A former police officer with the LAPD and later a substitute teacher in Glendale, Dandridge dealt with health issues as a result of diabetes and kidney problems. Following the death of his wife, Dandridge, a past master of Atwater № 622 (now Atwater Larchmont Tila Pass № 614), says he struggled with his weight and nutrition. He also found it difficult to keep up with frequent doctor’s appointments, which required a friend or his daughter to drive him across town to. “I knew I couldn’t take care of myself properly,” he says.
And so, when his daughter remarried and moved out of the townhouse they’d been sharing, Dandridge decided to call the Masonic Homes.
“I felt like it was part of a normal progression of life,” says Dandridge, who was a district inspector and Assistant Grand Lecturer for several years and was keenly aware of the Masonic Homes. “It wasn’t like I was financially super hard up. I didn’t come here because I was destitute. I came because I wanted to live better.”
A year after moving onto the Covina campus, Dandridge says he’s been able to do just that. Now, he gets three healthy meals a day in the communal dining room and staff members help him manage his medication, remind him of dialysis treatments and doctors’ visits, and arrange transportation for him. “It’s much easier for me,” he says. “Living here is. a lifestyle that involves being able to do what I want, when I want. Or do nothing at all. I can kick back, relax, read a book, watch TV. I’m enjoying life again. “In my mind, moving in here is one of the smartest things I’ve ever done.”
As the new kid on the block, Thompson is still getting his bearings on campus. But like Dandridge, he’s thrived with such a robust support system in place around him. At least that’s what his son has seen.

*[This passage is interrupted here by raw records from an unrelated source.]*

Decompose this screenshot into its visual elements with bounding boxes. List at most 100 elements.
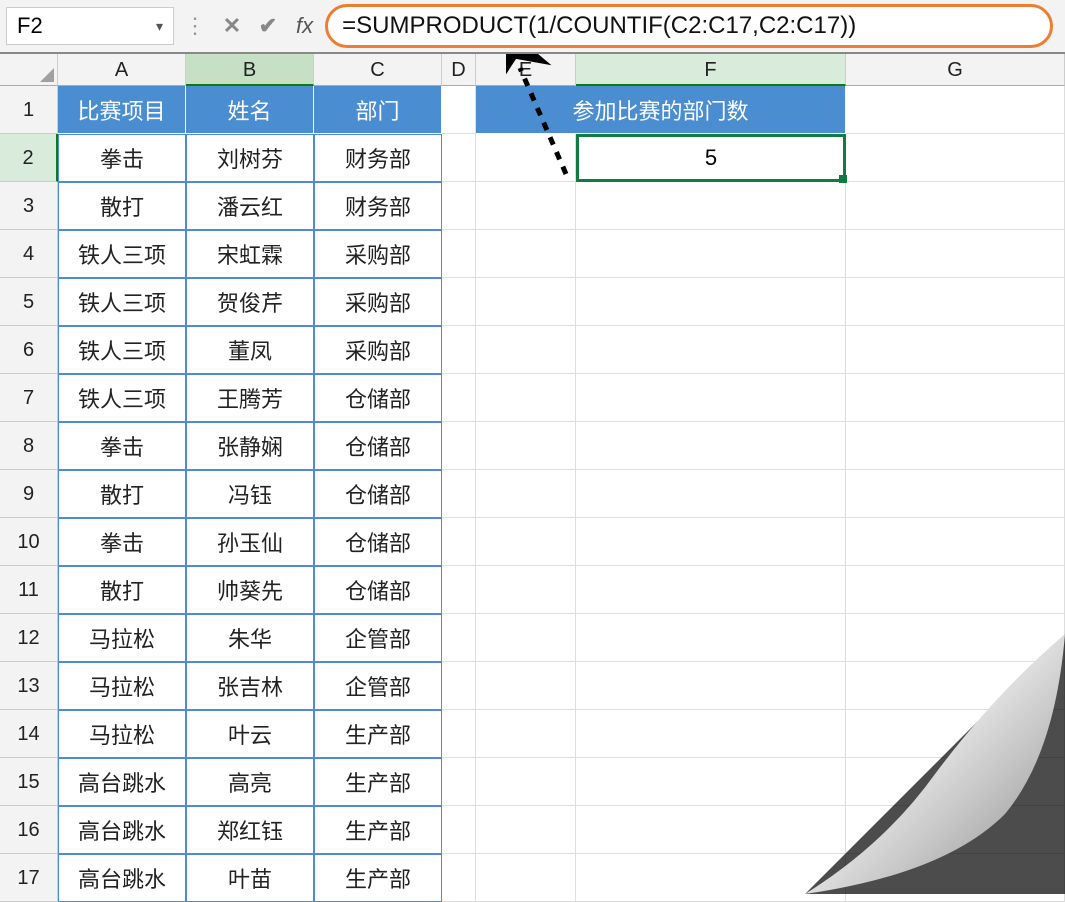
cell-empty[interactable] [846, 854, 1065, 902]
cell-empty[interactable] [442, 326, 476, 374]
row-header-12[interactable]: 12 [0, 614, 58, 662]
cell[interactable]: 仓储部 [314, 470, 442, 518]
cell-empty[interactable] [846, 614, 1065, 662]
cancel-formula-button[interactable]: ✕ [216, 7, 248, 45]
cell-empty[interactable] [576, 278, 846, 326]
row-header-10[interactable]: 10 [0, 518, 58, 566]
table1-header-0[interactable]: 比赛项目 [58, 86, 186, 134]
cell[interactable]: 潘云红 [186, 182, 314, 230]
cell-empty[interactable] [442, 278, 476, 326]
row-header-9[interactable]: 9 [0, 470, 58, 518]
col-header-C[interactable]: C [314, 54, 442, 86]
cell-empty[interactable] [442, 182, 476, 230]
cell-empty[interactable] [442, 134, 476, 182]
cell-empty[interactable] [846, 374, 1065, 422]
cell-empty[interactable] [476, 518, 576, 566]
formula-input[interactable]: =SUMPRODUCT(1/COUNTIF(C2:C17,C2:C17)) [325, 4, 1053, 48]
cell[interactable]: 郑红钰 [186, 806, 314, 854]
cell-F2-selected[interactable]: 5 [576, 134, 846, 182]
cell[interactable]: 采购部 [314, 230, 442, 278]
row-header-1[interactable]: 1 [0, 86, 58, 134]
cell[interactable]: 贺俊芹 [186, 278, 314, 326]
cell-empty[interactable] [476, 182, 576, 230]
cell-empty[interactable] [846, 566, 1065, 614]
row-header-4[interactable]: 4 [0, 230, 58, 278]
cell-empty[interactable] [476, 614, 576, 662]
row-header-7[interactable]: 7 [0, 374, 58, 422]
row-header-15[interactable]: 15 [0, 758, 58, 806]
col-header-E[interactable]: E [476, 54, 576, 86]
cell[interactable]: 高台跳水 [58, 758, 186, 806]
cell-empty[interactable] [576, 182, 846, 230]
row-header-5[interactable]: 5 [0, 278, 58, 326]
cell-empty[interactable] [846, 326, 1065, 374]
cell[interactable]: 高台跳水 [58, 806, 186, 854]
cell-empty[interactable] [846, 182, 1065, 230]
col-header-F[interactable]: F [576, 54, 846, 86]
cell[interactable]: 高亮 [186, 758, 314, 806]
name-box[interactable]: F2 ▾ [6, 7, 174, 45]
row-header-16[interactable]: 16 [0, 806, 58, 854]
table2-header[interactable]: 参加比赛的部门数 [476, 86, 846, 134]
cell-empty[interactable] [846, 422, 1065, 470]
cell[interactable]: 财务部 [314, 182, 442, 230]
cell-empty[interactable] [442, 566, 476, 614]
cell-empty[interactable] [846, 710, 1065, 758]
cell[interactable]: 采购部 [314, 278, 442, 326]
cell[interactable]: 生产部 [314, 854, 442, 902]
cell[interactable]: 仓储部 [314, 518, 442, 566]
table1-header-2[interactable]: 部门 [314, 86, 442, 134]
cell-empty[interactable] [576, 758, 846, 806]
col-header-B[interactable]: B [186, 54, 314, 86]
cell[interactable]: 散打 [58, 182, 186, 230]
cell-empty[interactable] [576, 374, 846, 422]
cell-empty[interactable] [476, 278, 576, 326]
cell-empty[interactable] [476, 230, 576, 278]
cell-empty[interactable] [442, 662, 476, 710]
cell-empty[interactable] [576, 710, 846, 758]
cell[interactable]: 高台跳水 [58, 854, 186, 902]
cell[interactable]: 张静娴 [186, 422, 314, 470]
cell[interactable]: 叶云 [186, 710, 314, 758]
cell-empty[interactable] [476, 422, 576, 470]
cell-empty[interactable] [846, 278, 1065, 326]
cell[interactable]: 铁人三项 [58, 374, 186, 422]
cell-empty[interactable] [576, 326, 846, 374]
row-header-3[interactable]: 3 [0, 182, 58, 230]
cell[interactable]: 宋虹霖 [186, 230, 314, 278]
cell[interactable]: 铁人三项 [58, 278, 186, 326]
row-header-14[interactable]: 14 [0, 710, 58, 758]
row-header-17[interactable]: 17 [0, 854, 58, 902]
cell[interactable]: 拳击 [58, 422, 186, 470]
cell-empty[interactable] [476, 758, 576, 806]
table1-header-1[interactable]: 姓名 [186, 86, 314, 134]
cell-empty[interactable] [576, 230, 846, 278]
cell[interactable]: 生产部 [314, 710, 442, 758]
cell-empty[interactable] [442, 710, 476, 758]
cell[interactable]: 张吉林 [186, 662, 314, 710]
col-header-G[interactable]: G [846, 54, 1065, 86]
select-all-corner[interactable] [0, 54, 58, 86]
cell-empty[interactable] [442, 614, 476, 662]
fx-button[interactable]: fx [288, 13, 321, 39]
cell[interactable]: 王腾芳 [186, 374, 314, 422]
cell-empty[interactable] [476, 662, 576, 710]
cell[interactable]: 散打 [58, 566, 186, 614]
cell[interactable]: 仓储部 [314, 422, 442, 470]
cell-empty[interactable] [442, 758, 476, 806]
cell-empty[interactable] [476, 566, 576, 614]
cell-empty[interactable] [442, 422, 476, 470]
cell-empty[interactable] [476, 374, 576, 422]
cell-empty[interactable] [846, 86, 1065, 134]
cell-empty[interactable] [576, 470, 846, 518]
cell[interactable]: 仓储部 [314, 374, 442, 422]
cell-empty[interactable] [846, 758, 1065, 806]
cell[interactable]: 生产部 [314, 758, 442, 806]
cell[interactable]: 拳击 [58, 134, 186, 182]
cell-empty[interactable] [442, 470, 476, 518]
cell-empty[interactable] [576, 806, 846, 854]
cell[interactable]: 铁人三项 [58, 230, 186, 278]
row-header-11[interactable]: 11 [0, 566, 58, 614]
cell[interactable]: 散打 [58, 470, 186, 518]
cell[interactable]: 帅葵先 [186, 566, 314, 614]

“He’s doing fantastic,” the younger Thompson says. “One of the nicest things I’ve seen now is the physical therapy, which he’s doing every other day.” Before he moved into the Homes, Thompson says, his father never kept up with his PT—and was losing his mobility as a result. “He would have never had the energy for it while he was having to do laundry and all those other little tedious things. Now he can concentrate on getting more physically active. He’s getting to have more quality time for himself.”

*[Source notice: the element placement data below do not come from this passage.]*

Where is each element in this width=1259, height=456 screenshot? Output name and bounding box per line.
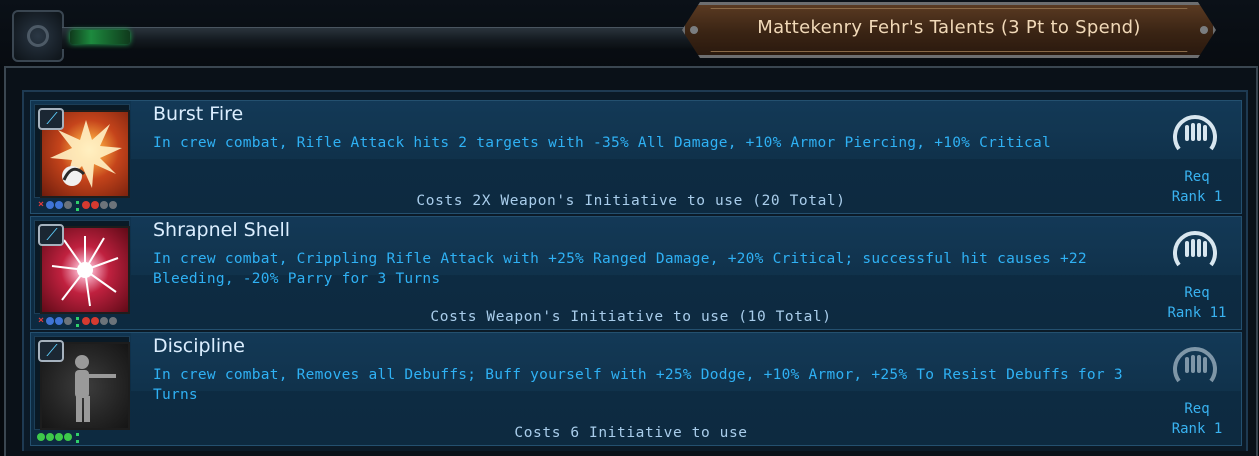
- talent-name: Burst Fire: [153, 103, 244, 125]
- window-title: Mattekenry Fehr's Talents (3 Pt to Spend…: [757, 17, 1141, 38]
- req-rank: Rank 11: [1167, 305, 1227, 321]
- req-label: Req: [1184, 169, 1210, 185]
- talent-icon-frame: ⟋: [34, 104, 130, 198]
- rank-requirement-icon: [1173, 347, 1217, 383]
- rank-requirement-icon: [1173, 231, 1217, 267]
- talent-cost: Costs 6 Initiative to use: [514, 425, 748, 441]
- talent-icon-frame: ⟋: [34, 220, 130, 314]
- talent-row-burst-fire[interactable]: ⟋ × Burst Fire In crew combat, Rifle Att…: [30, 100, 1242, 214]
- rank-requirement: Req Rank 1: [1147, 167, 1247, 207]
- talent-name: Shrapnel Shell: [153, 219, 291, 241]
- status-light-icon: [70, 30, 130, 44]
- talent-description: In crew combat, Crippling Rifle Attack w…: [153, 251, 1087, 287]
- talent-row-discipline[interactable]: ⟋ Discipline In crew combat, Removes all…: [30, 332, 1242, 446]
- talent-icon-frame: ⟋: [34, 336, 130, 430]
- active-ability-badge-icon: ⟋: [38, 340, 64, 362]
- frame-pipe: [62, 27, 702, 49]
- active-ability-badge-icon: ⟋: [38, 108, 64, 130]
- rank-requirement-icon: [1173, 115, 1217, 151]
- talent-pips: ×: [37, 316, 118, 327]
- req-label: Req: [1184, 285, 1210, 301]
- talent-pips: ×: [37, 200, 118, 211]
- active-ability-badge-icon: ⟋: [38, 224, 64, 246]
- req-label: Req: [1184, 401, 1210, 417]
- rivet-icon: [1200, 26, 1208, 34]
- talent-cost: Costs Weapon's Initiative to use (10 Tot…: [430, 309, 832, 325]
- rank-requirement: Req Rank 1: [1147, 399, 1247, 439]
- talent-name: Discipline: [153, 335, 245, 357]
- frame-endcap-icon: [12, 10, 64, 62]
- talent-description: In crew combat, Rifle Attack hits 2 targ…: [153, 135, 1051, 151]
- rank-requirement: Req Rank 11: [1147, 283, 1247, 323]
- talent-cost: Costs 2X Weapon's Initiative to use (20 …: [416, 193, 846, 209]
- talent-description: In crew combat, Removes all Debuffs; Buf…: [153, 367, 1123, 403]
- talent-pips: [37, 433, 82, 443]
- req-rank: Rank 1: [1171, 189, 1223, 205]
- req-rank: Rank 1: [1171, 421, 1223, 437]
- talent-row-shrapnel-shell[interactable]: ⟋ × Shrapnel Shell In crew combat, Cripp…: [30, 216, 1242, 330]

Having that sense of purpose has helped the elder Thompson begin this next phase of life. Before he moved in, his son says, Thompson had “the standard reservations” about moving into care. “The biggest things didn’t have to do with the facility or the people. It was more of a pride thing.”
Just a few weeks in, though, he’s already seeing things differently.
“It’s a new chapter, and I’m learning to adapt with it,” he says. “But I’m learning a lot.”